A sacerdotisa escolhida sentava-se em uma trípode à beira de uma fenda vulcânica, de onde saíam gases vindos das profundezas da terra. A interpretação do seu vaticínio era dúbia e difícil, e muitas vezes somente se tornava clara se a pessoa contemplada com a revelação encontrasse, no momento certo, os elementos adequados para o entendimento do oráculo. Este podia ser tão enigmático que era preciso que outros augúrios ocorressem, para confirmá-lo.

Enéias, filho do mortal Anquises e da deusa Vênus, sobreviveu à destruição de Tróia e teve de vagar durante sete anos, buscando o lugar desconhecido onde deveria erguer uma nova Tróia. O período durante o qual ele erra sem destino é marcado por vários oráculos obscuros, cuja falsa interpretação levam-no sempre para longe do lugar exato para o qual ele deveria dirigir-se. Adrasto, rei de Argos, ficou atônito quando o oráculo o mandou entregar suas filhas em casamento a um leão e a um javali. Algum tempo depois, viu dois jovens, Tideu, que fugira de Calidon, e Polínice, filho de Édipo (que fora recentemente banido de Tebas). Foi quando percebeu que os seus escudos tinham, um, a efígie de um leão, e outro, a efígie de um javali, que pôde compreender o oráculo.

Atamante, rei dos orcômenos, tinha sido banido da Beócia. Ao consultar o oráculo, este mandou que ele fundasse uma cidade no lugar em que os animais selvagens o alimentassem. Muito tempo depois ele chegou à Tessália, onde encontrou alguns lobos devorando um carneiro. Ao vê-lo, os lobos fugiram, deixando sua presa. Lembrando-se do oráculo, Atamante fundou naquele lugar a cidade de Alos. Falanto, que queria conquistar a cidade de Tarento, procurou o oráculo. Este deu-lhe a seguinte resposta: quando percebesse uma chuva que o banhasse vinda de um céu sereno, ele poderia atacar. Falanto não conseguiu compreender o vaticínio. Um dia, ele estava descansando no colo de sua esposa, Etra, quando sentia que as lágrimas dela derramavam-se sobre ele.

Lembrando-se que Etra significava “céu sereno”, levantou-se de imediato e partiu para a vitoriosa conquista. Locro, rei dos léleges, perguntou ao oráculo para onde deveria ir com o seu povo. A resposta foi que ele deveria parar onde fosse mordido por uma cadela de madeira.
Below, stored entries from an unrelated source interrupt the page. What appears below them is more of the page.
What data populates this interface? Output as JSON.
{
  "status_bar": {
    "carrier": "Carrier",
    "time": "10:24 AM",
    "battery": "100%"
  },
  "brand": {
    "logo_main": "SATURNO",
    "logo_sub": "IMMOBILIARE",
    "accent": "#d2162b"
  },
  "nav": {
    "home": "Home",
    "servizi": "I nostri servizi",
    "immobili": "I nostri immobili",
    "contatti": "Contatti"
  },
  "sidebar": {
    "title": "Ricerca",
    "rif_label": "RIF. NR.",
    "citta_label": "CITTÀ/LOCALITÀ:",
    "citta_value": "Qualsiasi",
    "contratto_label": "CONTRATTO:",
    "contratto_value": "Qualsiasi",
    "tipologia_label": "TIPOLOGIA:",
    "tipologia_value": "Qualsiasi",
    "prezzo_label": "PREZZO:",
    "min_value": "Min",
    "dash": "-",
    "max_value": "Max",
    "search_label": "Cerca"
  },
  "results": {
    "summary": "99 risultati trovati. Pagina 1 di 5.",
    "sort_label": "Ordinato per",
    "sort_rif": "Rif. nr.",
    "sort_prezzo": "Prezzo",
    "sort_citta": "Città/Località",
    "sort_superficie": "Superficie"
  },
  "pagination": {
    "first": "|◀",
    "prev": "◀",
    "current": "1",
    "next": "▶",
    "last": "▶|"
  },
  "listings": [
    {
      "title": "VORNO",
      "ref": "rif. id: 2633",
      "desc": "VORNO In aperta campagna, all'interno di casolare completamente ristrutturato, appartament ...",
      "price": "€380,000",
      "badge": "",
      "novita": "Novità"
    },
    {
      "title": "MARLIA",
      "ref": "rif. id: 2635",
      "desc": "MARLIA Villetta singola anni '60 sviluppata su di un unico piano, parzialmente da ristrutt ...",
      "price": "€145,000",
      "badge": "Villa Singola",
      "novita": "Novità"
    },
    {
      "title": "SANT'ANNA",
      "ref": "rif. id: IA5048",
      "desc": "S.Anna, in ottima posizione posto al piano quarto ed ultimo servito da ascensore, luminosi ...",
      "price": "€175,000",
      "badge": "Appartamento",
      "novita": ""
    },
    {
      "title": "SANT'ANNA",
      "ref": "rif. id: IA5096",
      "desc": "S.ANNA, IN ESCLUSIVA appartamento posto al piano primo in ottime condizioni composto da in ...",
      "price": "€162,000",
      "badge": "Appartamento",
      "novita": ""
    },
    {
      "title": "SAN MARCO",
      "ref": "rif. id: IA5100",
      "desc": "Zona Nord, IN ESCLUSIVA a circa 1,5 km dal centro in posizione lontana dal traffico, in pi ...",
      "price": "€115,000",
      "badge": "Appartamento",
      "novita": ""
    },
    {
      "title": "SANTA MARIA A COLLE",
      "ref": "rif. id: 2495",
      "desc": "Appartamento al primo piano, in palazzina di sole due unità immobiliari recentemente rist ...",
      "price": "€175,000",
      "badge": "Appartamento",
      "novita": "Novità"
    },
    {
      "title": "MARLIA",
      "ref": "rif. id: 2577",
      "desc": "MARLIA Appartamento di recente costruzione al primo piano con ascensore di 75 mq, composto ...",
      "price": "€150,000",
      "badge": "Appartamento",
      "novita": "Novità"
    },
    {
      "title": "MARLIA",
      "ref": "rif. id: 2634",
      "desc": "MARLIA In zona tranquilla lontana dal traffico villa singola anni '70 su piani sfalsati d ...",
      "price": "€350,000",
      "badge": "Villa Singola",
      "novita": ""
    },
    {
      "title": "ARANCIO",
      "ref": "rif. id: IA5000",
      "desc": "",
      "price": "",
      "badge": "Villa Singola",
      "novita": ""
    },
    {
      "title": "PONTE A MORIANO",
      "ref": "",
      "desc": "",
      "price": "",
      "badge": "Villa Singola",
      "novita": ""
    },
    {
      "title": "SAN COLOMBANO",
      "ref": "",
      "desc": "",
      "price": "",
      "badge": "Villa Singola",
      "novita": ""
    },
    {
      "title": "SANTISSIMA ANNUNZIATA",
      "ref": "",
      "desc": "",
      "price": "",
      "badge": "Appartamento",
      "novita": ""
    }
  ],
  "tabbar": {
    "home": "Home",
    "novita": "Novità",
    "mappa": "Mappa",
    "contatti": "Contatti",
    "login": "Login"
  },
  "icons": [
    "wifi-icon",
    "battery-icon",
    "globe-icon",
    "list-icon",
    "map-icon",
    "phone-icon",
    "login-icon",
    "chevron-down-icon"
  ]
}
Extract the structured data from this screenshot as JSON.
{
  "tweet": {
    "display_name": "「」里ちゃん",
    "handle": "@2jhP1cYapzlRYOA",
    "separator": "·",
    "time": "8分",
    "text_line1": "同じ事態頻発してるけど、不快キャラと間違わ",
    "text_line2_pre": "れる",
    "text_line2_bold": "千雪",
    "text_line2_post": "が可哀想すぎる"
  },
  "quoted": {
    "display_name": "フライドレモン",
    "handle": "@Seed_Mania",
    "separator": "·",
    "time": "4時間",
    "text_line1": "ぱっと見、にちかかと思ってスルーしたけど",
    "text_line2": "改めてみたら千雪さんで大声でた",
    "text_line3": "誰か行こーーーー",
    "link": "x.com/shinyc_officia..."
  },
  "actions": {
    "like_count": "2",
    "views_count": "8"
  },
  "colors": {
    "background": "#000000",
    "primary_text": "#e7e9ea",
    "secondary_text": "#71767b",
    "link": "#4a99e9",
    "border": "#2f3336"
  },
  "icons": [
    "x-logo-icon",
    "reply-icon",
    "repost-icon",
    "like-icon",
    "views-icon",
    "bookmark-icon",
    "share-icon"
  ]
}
Locro também não entendeu a mensagem; mesmo assim, partiu. Muito tempo depois, quando atravessava o oeste do Parnaso, ele pisou num espinho de uma roseira, chamada “espinho de cão”, em grego. Foi então que compreendeu o oráculo. Fixou-se então ali, na região que veio a ser conhecida como Lócrida.

Nem sempre, no entanto, a interpretação era feita corretamente. Algumas vezes acontecia de a pessoa interessada entender ao contrário uma advertência que lhe estava sendo feita.

Foi o caso do rei Creso, da Lídia, que tencionava empreender uma campanha militar contra a Pérsia e que dirigiu-se ao oráculo de Delfos para solicitar uma previsão a este respeito. A sacerdotisa lhe falou que, se ele atravessasse o rio Halys, um grande império seria destruído. Creso, confiante que este oráculo lhe era favorável, partiu em campanha. Tudo que ele conseguiu, no entanto, foi destruir o seu próprio grande império.

Desvelar ou interpretar o oráculo não significava necessariamente que ele fosse favorável ao interessado. Muitas vezes, sua realização envolvia verdadeiras tragédias, das quais era impossível escapar. Foi o caso, por exemplo, de Édipo. Ele era filho de Laio, rei de Tebas, e de Jocasta. Um oráculo revelou a Laio que ele teria um filho que o mataria. Quando Édipo nasceu, Laio mandou que o deixassem no monte Citeron para morrer. Foi encontrado pelos pastores e levado ao rei de Corinto, o qual ordenou que ele fosse educado.

Assim que atingiu a maioridade, Édipo foi consultar um oráculo. Este falou que, se voltasse à sua pátria, ele mataria seu pai e desposaria a própria mãe. Édipo, que pensava que seu pai era o rei de Corinto, procurou sair de lá, indo para Tebas. Lá, ele se envolveu em uma pendência com Laio, da qual resultou a morte deste. Por esta época, a região era assolada por um animal misterioso, a Esfinge, que devorava todos aqueles que não conseguissem decifrar seus enigmas. Creon, que sucedera a Laio, prometeu o reino e a mão de Jocasta a quem quer que conseguisse derrotar a Esfinge.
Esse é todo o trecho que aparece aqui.